Il est temps de se retrouver pour le défi moodboard. Mon défi créatif mensuel.
Le principe est de créer une planche d’inspiration sur un thème imposé.
Il n’y a pas de “règles”, seules votre vision et expression comptent.
L’imagination étant sans limites ça rend chaque moodboard imposé, unique.
Cette idée d’assembler et de créer une ambiance autour d’images me parle énormément. 
Je vous laisse découvrir mon troisième défi moodboard sur le thème du maquillage.

Pourquoi un moodboard sur le maquillage ?

Comme vous le savez peut-être le thème de mes moodboards est imposé par une personne extérieure. 
Pour l’instant, je change chaque mois et donc je sollicite une personne de mon entourage pour me donner le thème. Cette fois-ci j’ai demandé à ma copine Lucie de me donner le thème et bizarrement je n’ai pas été surprise quand elle m’a annoncé “le maquillage”. C’est une artiste, elle va d’ailleurs adorer lire ça dans cet article. Mais c’est vrai, c’est une danseuse et elle utilise le maquillage pour rentrer dans son personnage. 

Alors je vous propose de découvrir mon inspiration sur ce thème et puis si vous souhaitiez voir les deux précédents : catégorie moodboard du blog.

Le maquillage et l'histoire

Le maquillage a fait son apparition très tôt, dès l’Égypte antique et les préoccupations sont les mêmes qu’aujourd’hui, le visage doit être parfait. Les Égyptiens faisaient en effet très attention à leur apparence et le maquillage permettait de camoufler certaines imperfections.Durant l’Ancien Empire (3000 ans avant notre ère) aux poudres de farine de gypse, on ajoute des pigments rouges par exemple pour l’éclat du teint.
Puis on verra arriver 1000 ans plus tard le khôl aussi appelé “mesdemet” qui veut dire “rendre les yeux plus parlants, expressifs”
Le khôl était également utilisé pour ces vertus médicinales comme on appliquerait un collyre de nos jours.
Comme c’est précisé dans cet article, il n’y a pas réellement de traces écrites de cette utilisation en tant que traitement.

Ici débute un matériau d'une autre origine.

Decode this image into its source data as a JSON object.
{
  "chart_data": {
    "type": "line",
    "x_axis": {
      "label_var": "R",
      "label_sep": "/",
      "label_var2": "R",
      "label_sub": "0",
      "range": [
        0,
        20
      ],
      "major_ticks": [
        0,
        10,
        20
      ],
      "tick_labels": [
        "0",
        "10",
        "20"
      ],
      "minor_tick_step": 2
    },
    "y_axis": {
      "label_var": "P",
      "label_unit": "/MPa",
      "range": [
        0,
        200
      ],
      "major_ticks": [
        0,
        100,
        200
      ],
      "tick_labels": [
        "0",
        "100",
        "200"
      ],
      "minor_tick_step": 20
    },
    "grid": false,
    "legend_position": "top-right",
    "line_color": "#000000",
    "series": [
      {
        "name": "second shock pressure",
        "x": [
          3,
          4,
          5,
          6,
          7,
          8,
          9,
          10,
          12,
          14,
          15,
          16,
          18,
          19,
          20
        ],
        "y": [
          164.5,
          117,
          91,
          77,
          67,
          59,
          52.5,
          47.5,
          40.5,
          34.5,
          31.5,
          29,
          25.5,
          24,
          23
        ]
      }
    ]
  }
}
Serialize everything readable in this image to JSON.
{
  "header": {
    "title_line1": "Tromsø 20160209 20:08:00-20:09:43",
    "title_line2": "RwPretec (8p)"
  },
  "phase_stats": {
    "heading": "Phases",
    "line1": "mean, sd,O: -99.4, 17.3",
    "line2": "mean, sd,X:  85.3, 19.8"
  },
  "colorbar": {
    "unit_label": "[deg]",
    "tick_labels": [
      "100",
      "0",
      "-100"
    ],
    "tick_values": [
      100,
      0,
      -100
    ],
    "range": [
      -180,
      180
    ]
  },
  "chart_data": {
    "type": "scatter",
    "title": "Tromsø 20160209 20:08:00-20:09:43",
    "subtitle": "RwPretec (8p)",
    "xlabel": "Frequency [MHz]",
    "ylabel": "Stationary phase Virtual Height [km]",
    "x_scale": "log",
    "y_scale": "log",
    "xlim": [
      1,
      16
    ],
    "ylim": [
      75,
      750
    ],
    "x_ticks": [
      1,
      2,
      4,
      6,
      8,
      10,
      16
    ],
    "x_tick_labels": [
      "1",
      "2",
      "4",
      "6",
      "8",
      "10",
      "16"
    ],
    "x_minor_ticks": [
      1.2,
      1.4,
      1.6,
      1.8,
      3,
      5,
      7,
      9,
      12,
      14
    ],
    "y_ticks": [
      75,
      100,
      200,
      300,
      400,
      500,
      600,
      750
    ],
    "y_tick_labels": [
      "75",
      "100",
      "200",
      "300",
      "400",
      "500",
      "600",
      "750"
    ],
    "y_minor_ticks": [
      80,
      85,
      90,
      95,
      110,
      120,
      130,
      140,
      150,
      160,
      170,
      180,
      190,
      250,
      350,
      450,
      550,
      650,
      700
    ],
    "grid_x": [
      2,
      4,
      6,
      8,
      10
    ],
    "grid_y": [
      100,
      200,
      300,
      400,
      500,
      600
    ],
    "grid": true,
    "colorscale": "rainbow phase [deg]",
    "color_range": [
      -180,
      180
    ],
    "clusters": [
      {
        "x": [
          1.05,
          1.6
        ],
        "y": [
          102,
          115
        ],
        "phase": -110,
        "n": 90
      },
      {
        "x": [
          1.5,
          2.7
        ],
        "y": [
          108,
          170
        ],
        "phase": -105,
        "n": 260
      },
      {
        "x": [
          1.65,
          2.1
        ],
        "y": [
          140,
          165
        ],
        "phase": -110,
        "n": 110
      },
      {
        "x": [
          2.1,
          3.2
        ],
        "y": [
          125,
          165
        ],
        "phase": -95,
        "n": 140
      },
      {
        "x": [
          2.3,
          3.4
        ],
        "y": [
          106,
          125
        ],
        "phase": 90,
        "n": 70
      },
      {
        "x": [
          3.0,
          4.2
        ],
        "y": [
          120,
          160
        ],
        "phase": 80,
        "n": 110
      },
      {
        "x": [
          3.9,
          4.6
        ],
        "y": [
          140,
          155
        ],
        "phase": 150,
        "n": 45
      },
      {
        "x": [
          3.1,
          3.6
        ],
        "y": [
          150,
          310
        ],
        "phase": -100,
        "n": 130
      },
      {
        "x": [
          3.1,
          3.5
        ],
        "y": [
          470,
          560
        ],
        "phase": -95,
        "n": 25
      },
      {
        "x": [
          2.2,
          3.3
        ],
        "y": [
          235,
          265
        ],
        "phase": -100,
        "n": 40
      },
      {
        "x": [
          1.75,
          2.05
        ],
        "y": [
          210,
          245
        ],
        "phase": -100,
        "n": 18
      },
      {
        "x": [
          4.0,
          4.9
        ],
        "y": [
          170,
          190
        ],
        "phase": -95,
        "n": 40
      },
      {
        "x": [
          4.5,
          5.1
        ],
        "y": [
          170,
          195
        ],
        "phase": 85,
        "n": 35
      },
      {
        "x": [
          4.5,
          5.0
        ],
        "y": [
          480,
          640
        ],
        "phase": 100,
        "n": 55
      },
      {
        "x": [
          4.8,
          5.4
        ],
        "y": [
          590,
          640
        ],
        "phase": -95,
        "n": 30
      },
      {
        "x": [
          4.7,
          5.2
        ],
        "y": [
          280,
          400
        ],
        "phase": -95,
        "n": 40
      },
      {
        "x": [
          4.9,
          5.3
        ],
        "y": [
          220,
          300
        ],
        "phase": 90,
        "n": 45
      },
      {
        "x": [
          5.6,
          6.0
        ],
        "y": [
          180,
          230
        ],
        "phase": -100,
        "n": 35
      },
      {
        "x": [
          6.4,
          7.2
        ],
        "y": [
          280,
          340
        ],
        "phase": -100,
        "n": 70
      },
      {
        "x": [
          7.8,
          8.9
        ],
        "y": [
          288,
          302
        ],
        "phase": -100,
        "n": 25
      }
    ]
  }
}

Durant l’antiquité, du XII au IV avant notre ère, le maquillage n’est pas très bien vu, car il est surtout utilisé par les courtisanes. La mode est au mono sourcil et au naturel, le maquillage étant associé au mensonge et à la tromperie. Il ne serait pas en accord avec la beauté véritable. 
Et puis, arrive le Moyen-Age entre religion et bien séance rien de nouveau sous le soleil. Il faut avoir la peau blanche, en effet être bronzé n’est réservé qu’aux paysans, qui triment à l’extérieur toute la sainte journée.

La Renaissance laisse plus de libertés et se détache de la rigueur du catholicisme. C’est là que l’on voit apparaître un maquillage plus travaillé; un teint ultra blanc, des joues rouges, une coquetterie dessinée près des lèvres. Par contre, l’utilisation de matière comme le vermillon, le plomb font tomber les dents et à cette époque on ne se préoccupe pas des compositions.
Au XIXe il faut avoir l’air mourant sinon on avait l’air bourgeois et on se dessine même les veines au fard bleu. C’est à cette époque aussi que les avancées technologiques arrivent. Le packaging attire l’œil et les compositions évoluent même si le plomb et le sulfure, très toxiques, sont encore utilisés. Il faudra attendre 1906 pour les premiers tests médicaux sur les ingrédients. 
Pour découvrir en image les évolutions dans le temps du maquillage je vous propose de lire cet article où certains maquillages sont reproduits. 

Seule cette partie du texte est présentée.